『柄谷行人講演集成 1985-1988 言葉と悲劇』/川本三郎『そして、人生はつづく』

晴。
寝過ぎ。

バッハの協奏曲 BWV974 で、ピアノはマリアム・バタシヴィリ。曲はマルチェッロのオーボエ協奏曲をバッハが鍵盤楽器のために編曲したもの。聴けばわかるとおり、ポピュラー曲ともいうべき甘い曲で、バッハはたぶん気に入って自分で弾きたかったので編曲したような気がする。多くの人がそうであろうと思うが僕も元々はグールドの録音で知ったもので、グールドの演奏はじつに美しいものだった。ここでの演奏も弱音が中心でなかなかいい。ところでこのピアニストは女性ですよね。整った顔立ちなので、スーツを着ているとハンサムな男性のように見える。女性ピアニストはあのぴらぴらのドレスを着て演奏する人が多いが、スーツってのもなかなかいいのではないかな。ってどうでもいいことを書いた。曲に戻るが、原曲のマルチェッロもとてもいい曲ですよ。

というわけで、マルチェッロのオーボエ協奏曲ニ短調です。第二楽章など、恋愛映画の音楽みたい、というか、これを使った映画ってきっとある気がする。この演奏はオーボエ、ちょっと意識して一生懸命だけれど、まあ悪くない。いい曲ですね。

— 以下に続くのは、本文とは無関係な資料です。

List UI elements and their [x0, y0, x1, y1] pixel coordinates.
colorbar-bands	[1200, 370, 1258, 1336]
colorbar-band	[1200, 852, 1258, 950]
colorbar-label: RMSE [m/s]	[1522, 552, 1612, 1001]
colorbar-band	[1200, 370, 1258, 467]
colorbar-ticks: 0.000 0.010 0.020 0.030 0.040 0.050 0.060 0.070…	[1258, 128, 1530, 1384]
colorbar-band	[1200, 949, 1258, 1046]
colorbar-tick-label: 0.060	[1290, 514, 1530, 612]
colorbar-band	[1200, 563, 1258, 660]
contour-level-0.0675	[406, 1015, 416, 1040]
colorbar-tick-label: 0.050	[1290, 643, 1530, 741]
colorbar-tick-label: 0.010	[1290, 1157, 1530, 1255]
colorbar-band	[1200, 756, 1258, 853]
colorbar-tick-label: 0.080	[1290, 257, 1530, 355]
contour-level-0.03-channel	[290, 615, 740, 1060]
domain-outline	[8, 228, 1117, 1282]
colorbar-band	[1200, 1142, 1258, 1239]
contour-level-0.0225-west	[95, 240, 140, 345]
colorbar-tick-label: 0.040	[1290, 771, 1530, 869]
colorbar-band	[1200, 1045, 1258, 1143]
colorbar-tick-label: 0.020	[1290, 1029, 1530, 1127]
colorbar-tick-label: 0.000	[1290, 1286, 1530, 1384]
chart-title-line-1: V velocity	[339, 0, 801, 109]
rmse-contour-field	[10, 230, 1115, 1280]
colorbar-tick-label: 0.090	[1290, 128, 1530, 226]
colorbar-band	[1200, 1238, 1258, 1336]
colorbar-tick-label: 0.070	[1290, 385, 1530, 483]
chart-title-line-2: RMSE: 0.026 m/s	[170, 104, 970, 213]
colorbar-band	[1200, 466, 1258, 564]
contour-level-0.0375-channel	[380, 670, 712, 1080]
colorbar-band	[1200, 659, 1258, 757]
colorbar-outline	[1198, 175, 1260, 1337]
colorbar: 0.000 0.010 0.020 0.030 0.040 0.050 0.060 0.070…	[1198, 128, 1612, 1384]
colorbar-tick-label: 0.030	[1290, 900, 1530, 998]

モーツァルトの弦楽五重奏曲第四番 K.516 で、演奏はエマーソンSQ+キム・カシュカシャン。うーん、これはすばらしい。昨日に引き続きエマーソンSQ+カシュカシャンのモーツァルトだが、動画で上っているのはこれだけですか。CD になっていないかなあ。弦楽五重奏曲全曲が聴きたいものである。ところでこの曲の第三楽章が自分にはむずかしいのですが。調性的にずっと宙ぶらりんな感じなのだが、残念なことに自分は音楽教育を受けておらず、自分の感じが的はずれなものかどうかを確認することすらできない。このあたりが自分の限界で、きちんと音楽を勉強しているひとはこのあたりがわかるのだろうなあと思う。終楽章の序奏も、明らかにその雰囲気を引きずっているように思われるのだが。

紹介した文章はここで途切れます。